Il a aussi confirmé une forte participation de femmes, dont un nombre significatif ont été élues juges. "Vous pouvez constater une augmentation, en comparaison par exemple avec les élections de mars des administrateurs locaux. Il y a eu plus de participation des femmes cette fois-ci".

Protais Musoni a tenu à minimiser certaines informations faisant état de polarisation ethnique dans certains endroits: "Vous pouvez effectivement trouver plus de Tutsis que de Hutus dans certains endroits, ou bien des Tutsis seulement sans Hutus. Dans d'autres endroits, il n'y a que des Hutus sans Tutsis. On ne peut donc pas aller chercher des regroupements ethniques là où ils n'existent pas", a-t-il dit.

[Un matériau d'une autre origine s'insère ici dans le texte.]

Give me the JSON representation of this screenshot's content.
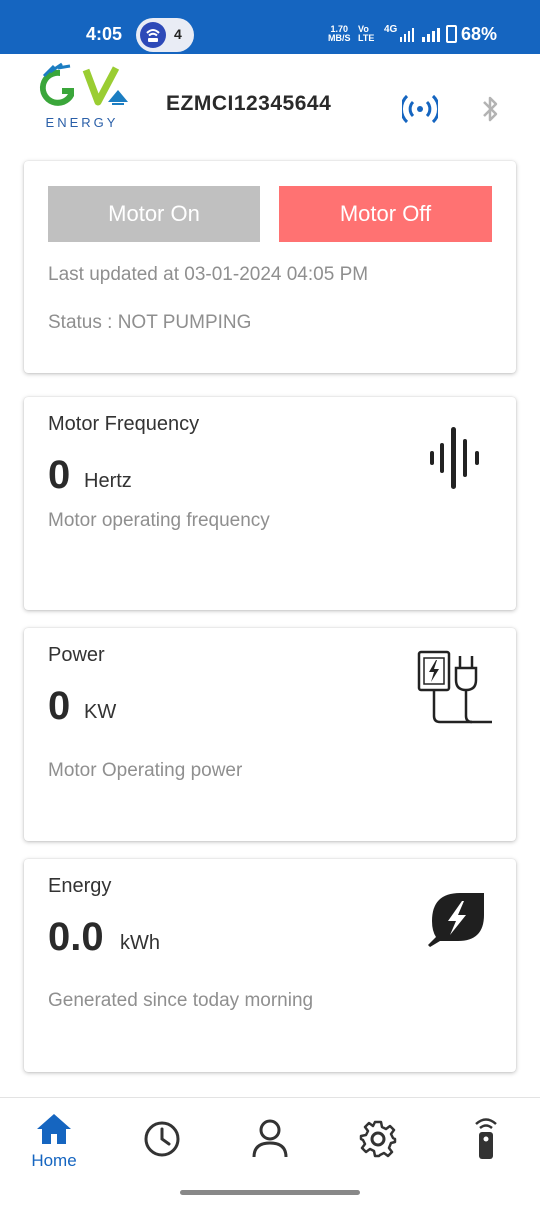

"Là où il y avait les deux ethnies, on pouvait voir qu'il n'y avait pas cette tendance de polarisation ethnique du tout, et j'ai beaucoup voyagé. Je suis vraiment fier que les gens tendent à passer au-dessus de ce phénomène, surtout les paysans. Mais même dans les villes comme Kigali, la représentation des deux ethnies était perceptible, je ne vois donc pas de polarisation comme telle dans ce système gacaca" a-t-il relevé.

Des juges "populaires"

Prtoais Musoni a confirmé que quelques survivants du génocide n'avaient pas été contents du choix de certains juges dans certains endroits. Mais il a indiqué que cela ne devrait pas affecter le processus. "Je pense que si les gens sont venus voter massivement, cela montre qu'ils ont confiance dans ce processus", a-t-il dit. "S'i quelqu'un pense qu'il y a un génocidaire parmi les juges, il a toujours la possibilité de se plaindre et de présenter des preuves".

Les tribunaux gacaca ont trois niveaux: Une assemblée générale de la population adulte, la chambre (19 juges) et son comité de coordination. Musoni a indiqué que, selon la loi, des plaintes peuvent être présentées à l'assemblée générale, qui a le pouvoir de renvoyer des juges si ces derniers ne s'acquittent pas correctement de leur tâche.

"Nous avons enseigné aux gens de dire la vérité dès le départ. Il pourrait néanmoins y en avoir qui n'ont pas été francs et qui se trouvent parmi les juges alors qu'ils n'ont pas les mains propres, mais comme je le dis, il s'agit d'un processus. Si vous avez quelque chose à vous reprocher, vous allez être exposé et remplacé. Il va donc s'agir d'un processus de nettoyage".

Interrogé sur le faible niveau d'éducation de certains juges, Protais Musoni a indiqué que cela pourrait poser des problèmes, mais qu'exclure les illettrés équivaudrait à exclure une grande partie de la population. "Si vous voulez que la population participe au déroulement de ces procès, vous ne pouvez évidemment pas prendre le niveau d'éducation comme condition. La condition d'éducation serait posée seulement au niveau de l'organisation et du secrétariat. Cela a été fait. Le désavantage de ne pas savoir lire, c' est que les intéressés ne peuvent pas accéder à l'information, ils vont dépendre de ce qu'ils entendent. Mais l'avantage est qu'en participant, ils vont sentir que le processus leur appartient, ils seront déterminés à éviter une répétition des erreurs du passé".

Le président de la commission croit que le Rwanda a un grand intérêt à faire en sorte que le système gacaca marche, et que les autorités, surtout le ministère de la justice et la Cour suprême, seront vigilants. "Il doit y avoir des mécanismes pour s'assurer que les choses ne dérapent pas", a-t-il indiqué à l'agence Hirondelle, "mais comme je l'ai dit, je ne vois pas d'autre alternative".